The Cost of Naive Document Pipelines
Google Cloud Document AI charges on a per-page basis (typically $0.03 per page for invoices). While this seems small, processing thousands of documents monthly can rapidly accumulate significant costs. A common mistake developers make is processing every single document that lands in their input bucket and then filtering out irrelevant documents using post-processing code.
For example, if your pipeline needs to exclude certain invoices (e.g., sample documents or specific vendor types prefixed with "EX"), doing this check after the Document AI API call means you still pay for every page processed. If 20% of your documents are irrelevant, you are throwing money away.
The Solution: Move Filtering to the Edge
To optimize cloud costs, filtering must occur before the files hit GCS and Document AI. Depending on your architecture, there are two easy ways to implement pre-upload filtering.
Option 1: Excluding Files During Sync (using Rclone)
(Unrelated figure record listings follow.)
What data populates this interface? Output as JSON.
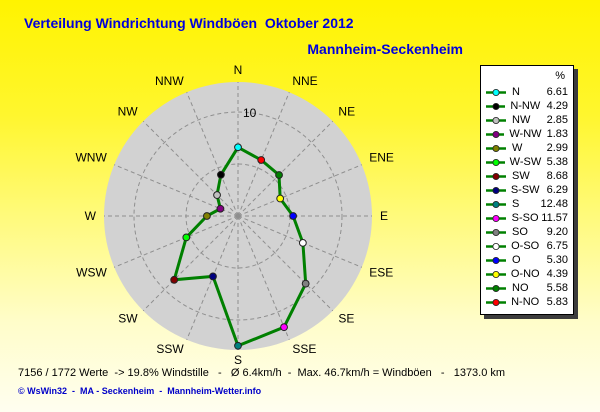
{
  "title": "Verteilung Windrichtung Windböen  Oktober 2012",
  "subtitle": "Mannheim-Seckenheim",
  "chart_data": {
    "type": "radar",
    "title": "Verteilung Windrichtung Windböen  Oktober 2012",
    "subtitle": "Mannheim-Seckenheim",
    "unit": "%",
    "categories": [
      "N",
      "NNE",
      "NE",
      "ENE",
      "E",
      "ESE",
      "SE",
      "SSE",
      "S",
      "SSW",
      "SW",
      "WSW",
      "W",
      "WNW",
      "NW",
      "NNW"
    ],
    "values": [
      6.61,
      5.83,
      5.58,
      4.39,
      5.3,
      6.75,
      9.2,
      11.57,
      12.48,
      6.29,
      8.68,
      5.38,
      2.99,
      1.83,
      2.85,
      4.29
    ],
    "marker_colors": [
      "#00ffff",
      "#ff0000",
      "#008000",
      "#ffff00",
      "#0000ff",
      "#ffffff",
      "#808080",
      "#ff00ff",
      "#008080",
      "#000080",
      "#800000",
      "#00ff00",
      "#808000",
      "#800080",
      "#c0c0c0",
      "#000000"
    ],
    "line_color": "#008000",
    "rings": [
      5,
      10
    ],
    "ring_label": "10",
    "rmax": 12.9,
    "grid_color": "#8f8f8f",
    "disc_color": "#d2d2d2",
    "legend_position": "right"
  },
  "legend": {
    "header": "%",
    "items": [
      {
        "label": "N",
        "value": "6.61",
        "color": "#00ffff"
      },
      {
        "label": "N-NW",
        "value": "4.29",
        "color": "#000000"
      },
      {
        "label": "NW",
        "value": "2.85",
        "color": "#c0c0c0"
      },
      {
        "label": "W-NW",
        "value": "1.83",
        "color": "#800080"
      },
      {
        "label": "W",
        "value": "2.99",
        "color": "#808000"
      },
      {
        "label": "W-SW",
        "value": "5.38",
        "color": "#00ff00"
      },
      {
        "label": "SW",
        "value": "8.68",
        "color": "#800000"
      },
      {
        "label": "S-SW",
        "value": "6.29",
        "color": "#000080"
      },
      {
        "label": "S",
        "value": "12.48",
        "color": "#008080"
      },
      {
        "label": "S-SO",
        "value": "11.57",
        "color": "#ff00ff"
      },
      {
        "label": "SO",
        "value": "9.20",
        "color": "#808080"
      },
      {
        "label": "O-SO",
        "value": "6.75",
        "color": "#ffffff"
      },
      {
        "label": "O",
        "value": "5.30",
        "color": "#0000ff"
      },
      {
        "label": "O-NO",
        "value": "4.39",
        "color": "#ffff00"
      },
      {
        "label": "NO",
        "value": "5.58",
        "color": "#008000"
      },
      {
        "label": "N-NO",
        "value": "5.83",
        "color": "#ff0000"
      }
    ]
  },
  "footer": {
    "stats": "7156 / 1772 Werte  -> 19.8% Windstille   -   Ø 6.4km/h  -  Max. 46.7km/h = Windböen   -   1373.0 km",
    "copyright": "© WsWin32  -  MA - Seckenheim  -  Mannheim-Wetter.info"
  }
}
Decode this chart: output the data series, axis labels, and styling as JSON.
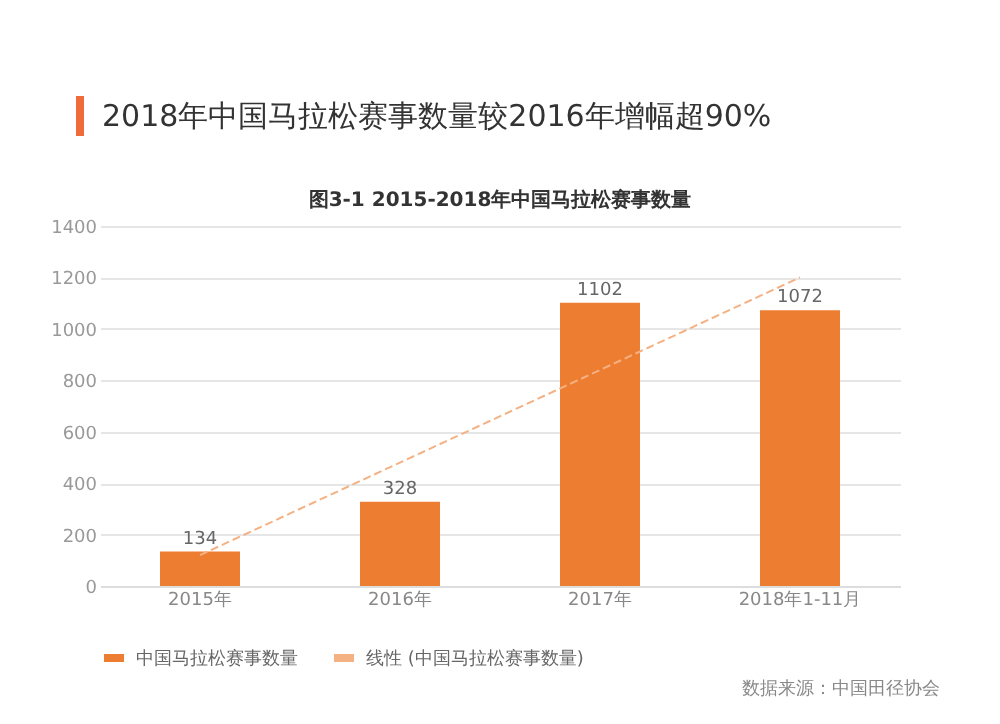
{
  "chart_data": {
    "type": "bar",
    "title": "2018年中国马拉松赛事数量较2016年增幅超90%",
    "subtitle": "图3-1 2015-2018年中国马拉松赛事数量",
    "categories": [
      "2015年",
      "2016年",
      "2017年",
      "2018年1-11月"
    ],
    "series": [
      {
        "name": "中国马拉松赛事数量",
        "color": "#ed7d31",
        "values": [
          134,
          328,
          1102,
          1072
        ],
        "value_labels": [
          "134",
          "328",
          "1102",
          "1072"
        ]
      },
      {
        "type": "line",
        "name": "线性 (中国马拉松赛事数量)",
        "color": "#f4b183",
        "line_style": "dashed",
        "x": [
          "2015年",
          "2018年1-11月"
        ],
        "values": [
          120,
          1200
        ]
      }
    ],
    "ylim": [
      0,
      1400
    ],
    "yticks": [
      0,
      200,
      400,
      600,
      800,
      1000,
      1200,
      1400
    ],
    "grid": "y",
    "legend": "bottom",
    "annotations": [
      "数据来源：中国田径协会"
    ]
  }
}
If you sync your files from a local machine or shared cloud drive to GCS using rclone, you can apply exclusion patterns directly during the sync command:
# Exclude invoices with "EX" in their name from being uploaded
rclone copy gdrive:Invoices gcs:my-bucket/input/ --exclude "*EX*.pdf"
Option 2: Deleting Files Post-Upload, Pre-Processing
If files are uploaded directly to GCS via an automated script or third-party, run a cleanup script in GCS before calling the Document AI API:
# Remove excluded PDFs using gsutil before starting the batch run
gsutil rm gs://my-bucket/input/*EX*.pdf
Comparing the Approaches
When deciding whether to filter before or after, keep this guideline in mind:
- Post-processing filter: Best when you need to audit every file, or you don't know which files to exclude until you parse their internal text contents.
- Pre-upload filter: Best when you can identify files by filename, file size, or metadata. It is the most cost-effective method.
Moving your filters to the edge of your cloud pipeline is a simple shift that can save hundreds of dollars on your monthly cloud bill.